Of course not. It isn’t the particulars of the research that count. What really matters are ideas about the world which research confirms or denies. It is the ideas, the theories, the assumptions we have about things that matter, and not the details to which they apply.

We tend to forget this. Our orientation is toward the details. In our waking lives we constantly attend to particulars of one kind or another. And the workings of science, which we implicitly trust to tell us truths, are concerned with all those little details. We forget that meaning works from the top down, not from the bottom up. Because we work from the general to the particular, the thrust of our attention is always towards the details. To burden a metaphor, we always look down from our lofty ideas to the endlessly complex ground of daily life. Our waking consciousness attends constantly outward through our senses to a vastly complicated world of interlocking parts. Is it no surprise that religion and philosophy point metaphorically upward and inward when they indicate the source of truth and meaning?

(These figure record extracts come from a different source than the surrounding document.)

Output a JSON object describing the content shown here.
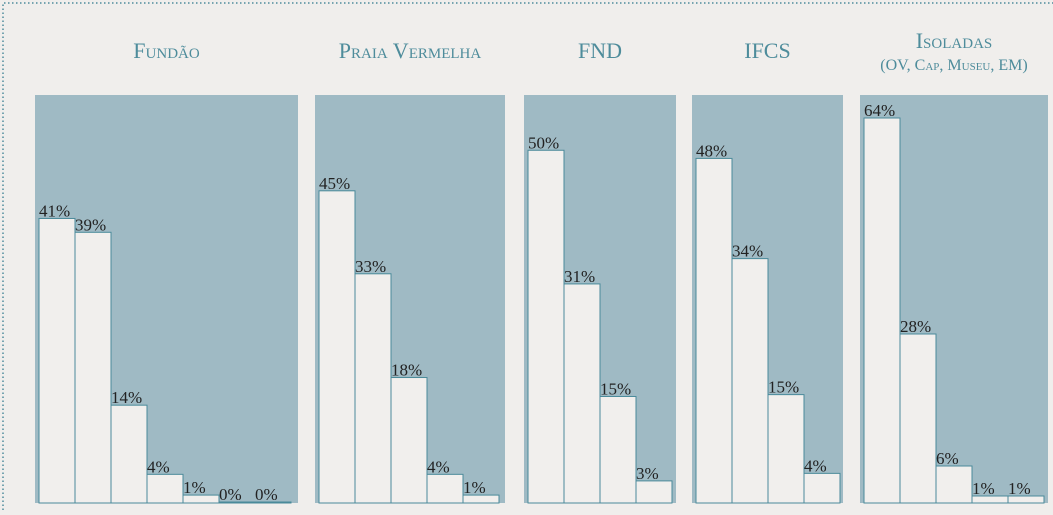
{
  "chart_data": [
    {
      "type": "bar",
      "title": "Fundão",
      "categories": [
        null,
        null,
        null,
        null,
        null,
        null,
        null
      ],
      "values": [
        41,
        39,
        14,
        4,
        1,
        0,
        0
      ],
      "value_labels": [
        "41%",
        "39%",
        "14%",
        "4%",
        "1%",
        "0%",
        "0%"
      ],
      "ylim": [
        0,
        59
      ],
      "color": "#f1efed"
    },
    {
      "type": "bar",
      "title": "Praia Vermelha",
      "categories": [
        null,
        null,
        null,
        null,
        null
      ],
      "values": [
        45,
        33,
        18,
        4,
        1
      ],
      "value_labels": [
        "45%",
        "33%",
        "18%",
        "4%",
        "1%"
      ],
      "ylim": [
        0,
        59
      ],
      "color": "#f1efed"
    },
    {
      "type": "bar",
      "title": "FND",
      "categories": [
        null,
        null,
        null,
        null
      ],
      "values": [
        50,
        31,
        15,
        3
      ],
      "value_labels": [
        "50%",
        "31%",
        "15%",
        "3%"
      ],
      "ylim": [
        0,
        58
      ],
      "color": "#f1efed"
    },
    {
      "type": "bar",
      "title": "IFCS",
      "categories": [
        null,
        null,
        null,
        null
      ],
      "values": [
        48,
        34,
        15,
        4
      ],
      "value_labels": [
        "48%",
        "34%",
        "15%",
        "4%"
      ],
      "ylim": [
        0,
        57
      ],
      "color": "#f1efed"
    },
    {
      "type": "bar",
      "title": "Isoladas",
      "subtitle": "(OV, Cap, Museu, EM)",
      "categories": [
        null,
        null,
        null,
        null,
        null
      ],
      "values": [
        64,
        28,
        6,
        1,
        1
      ],
      "value_labels": [
        "64%",
        "28%",
        "6%",
        "1%",
        "1%"
      ],
      "ylim": [
        0,
        68
      ],
      "color": "#f1efed"
    }
  ]
}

Most of what we call reality falls into a range between the trivial and the transcendent. At one end are the details of waking life. At the other end is what really counts.

Nothing obscures this more than our language. Our heads seem crowded with thousands of words, each with a slightly different meaning. We are so skilled at turning thoughts into words that the source of it all is forgotten in the process. Only at such rare times as when we are “at a loss for words” do we come to face what should be obvious: Ideas come first, and words come later. What we say comes from what we know, and what we know is essentially wordless. Knowledge has no details, at least not until we apply it to daily life.

The skill of articulation dominates our waking consciousness. The process of converting what we mean into what we say is so rapid and constant that it becomes easy to mistake the words for the thoughts they represent. Words are proper inhabitants of a detailed world. They are a primary tool for communication. But even here we should notice that the words themselves mean nothing but for the meaning that rides on them.

It is interesting to see how we make that mistake. It is easier to focus on words than thoughts. And focusing is essential for getting along in a world made of details.


Focusing is essential for consciousness, even though focusing is only a small part of what our minds do. When we read, we focus on words, or groups of words, as our eyes scan repeatedly across a page. While our eyes focus as part of an elaborately skillful psycho-motor activity, our minds provide the context for that focus, out of which meaning is derived. That context is broad, varied and constantly shifting. While we read, our minds attend to the author’s developing story. We also attend to our environment, waiting for the phone to ring, perhaps, or smelling for soup warming in the kitchen. Surrounding our ever-moving focus is an unspecifiable awareness that supplies meaning for everything we see or do. This awareness moves outward, from self to details, constantly arranging those details into patterns, and providing those patterns with meaning. (For those interested in the “structure” of knowing, pick up a copy of The Tacit Dimension, by the late philosopher/scientist Michael Polanyi). We are the source of the meaning, and the closer we get to it, the less detailed it becomes. When our attention actually arrives at the source, through dreaming, meditation, religious experience, drugs or whatever, details are gone and only knowing remains.

This is where dreams roam, in the range between the world of details and the world of meaning. On the one side is the finite, with nothing but limits. On the other side is infinity, with nothing . . . or everything.

From the realm of meaning we peer out through the complicated instrument of our bodies at a world with nothing but limits and details. It is a world of finite dimensions and endless change. It is a world of time, where everything ends.

It’s nice to know we don’t have to live there.